Kinshasa Symphony

A Documentary by Claus Wischmann and Martin Baer

Kinshasa, the capital of the Democratic Republic of the Congo and the third largest city in Africa. Almost ten million people live here and they number among the poorest inhabitants on this planet. Kinshasa is the home of Central Africa’s one and only symphony orchestra.

Two hundred orchestral musicians are playing Beethoven’s Ninth –Freude schöner Götterfunken. A power cut strikes just a few bars before the last movement. Problems like this are the least of the worries facing the only symphony orchestra in the Congo. In the 15 years of its existence, the musicians have survived two putsches, various crises and a war. But concentration on the music and hopes for a better future keep them going. Kinshasa Symphony is a study of people in one of the world’s most chaotic cities doing their best to maintain one of the most complex systems of joint human endeavour: a symphony orchestra. The film is about the Congo, the people in Kinshasa and the power of music.

The Orchestre Symphonique Kimbanquiste was founded fifteen years ago by conductor/composer/cellist Armand Diangienda. He is the grandson of Simon Kimbangu, a martyr greatly revered in the Congo for opposing the Belgian colonists and establishing his own church: the Kimbanguists.

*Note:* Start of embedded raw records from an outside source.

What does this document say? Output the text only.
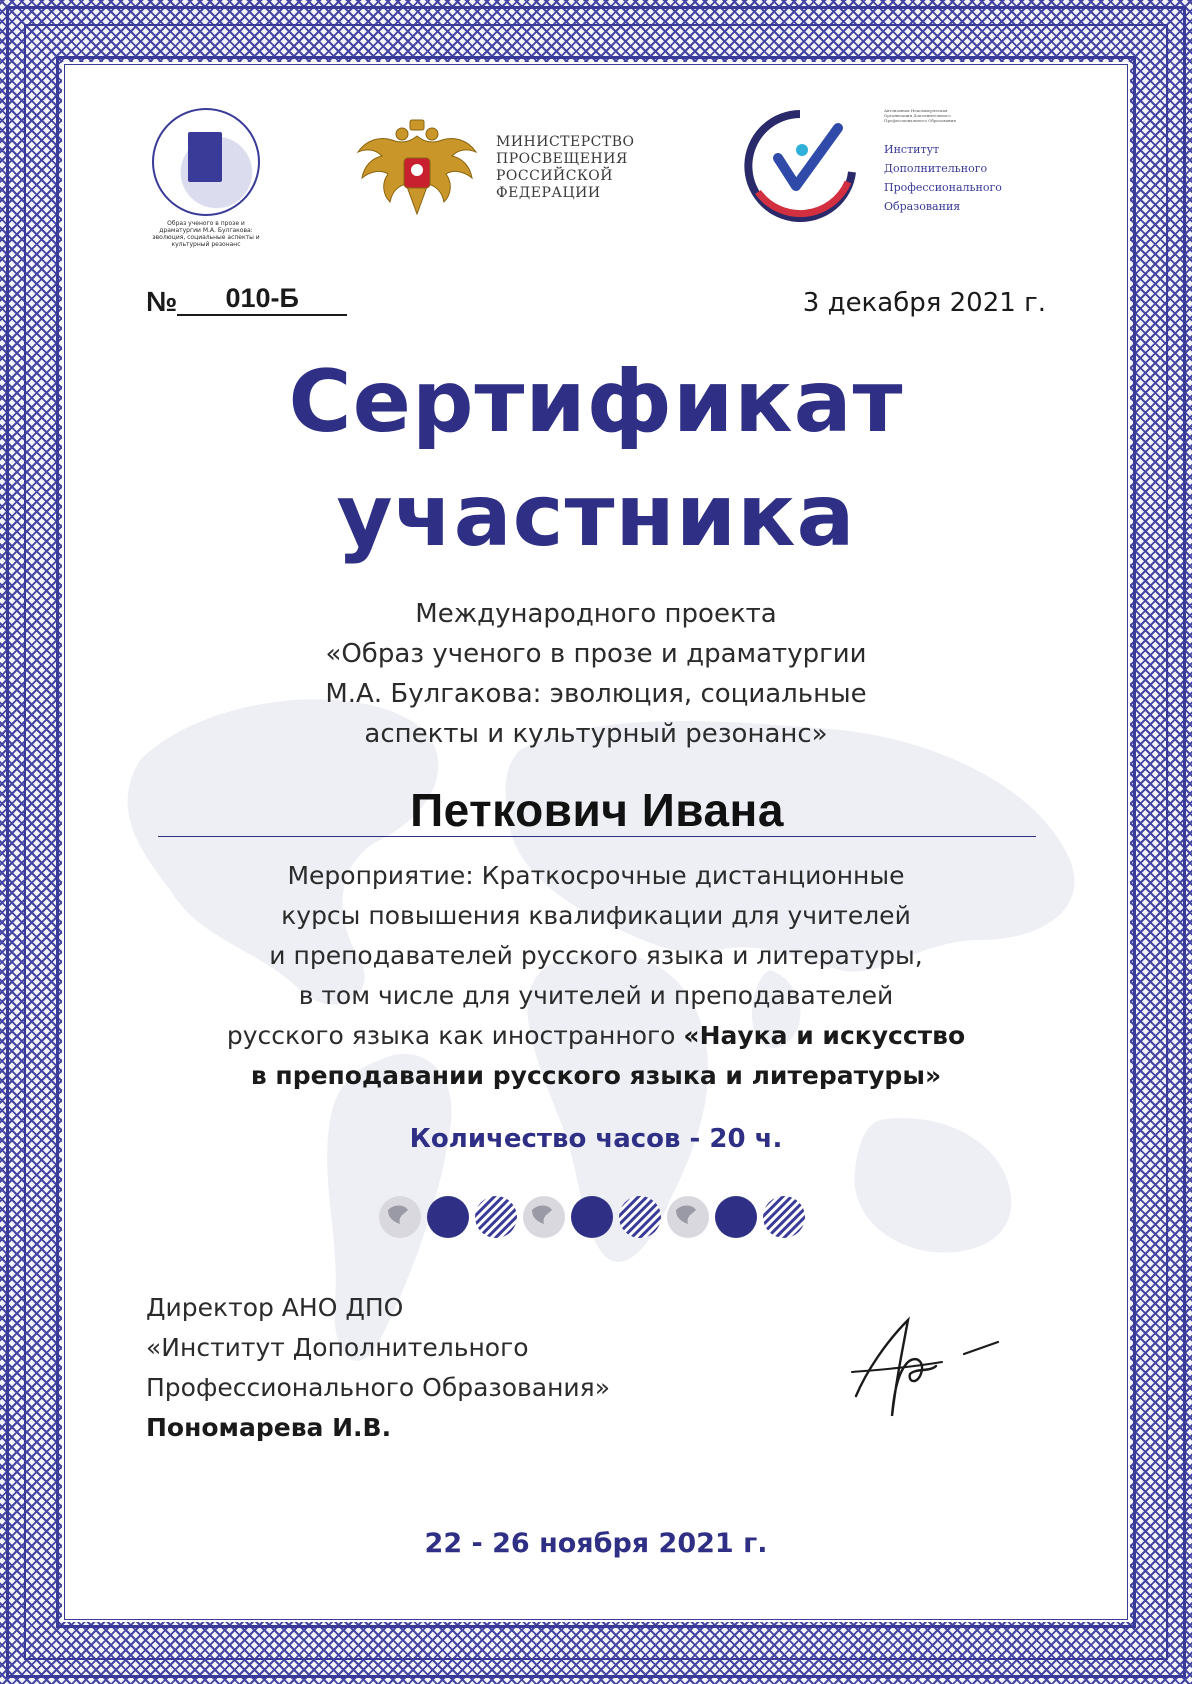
Образ ученого в прозе и драматургии М.А. Булгакова: эволюция, социальные аспекты и культурный резонанс
МИНИСТЕРСТВО
ПРОСВЕЩЕНИЯ
РОССИЙСКОЙ
ФЕДЕРАЦИИ
Автономная Некоммерческая
Организация Дополнительного
Профессионального Образования
Институт
Дополнительного
Профессионального
Образования
№ 010-Б	3 декабря 2021 г.
Сертификат
участника
Международного проекта
«Образ ученого в прозе и драматургии
М.А. Булгакова: эволюция, социальные
аспекты и культурный резонанс»
Петкович Ивана
Мероприятие: Краткосрочные дистанционные
курсы повышения квалификации для учителей
и преподавателей русского языка и литературы,
в том числе для учителей и преподавателей
русского языка как иностранного «Наука и искусство
в преподавании русского языка и литературы»
Количество часов - 20 ч.
Директор АНО ДПО
«Институт Дополнительного
Профессионального Образования»
Пономарева И.В.
22 - 26 ноября 2021 г.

Initially the OSK began with several dozen music loving amateurs sharing a few available instruments. They rehearsed in shifts so that everyone could have a turn. Today when the OSK gives a concert there are over 200 musicians on the stage – most of them self-taught. Though many of them struggle to survive, work from dawn to dark and sometimes walk miles to reach their workplaces, they attend daily rehearsals that stretch long into the night.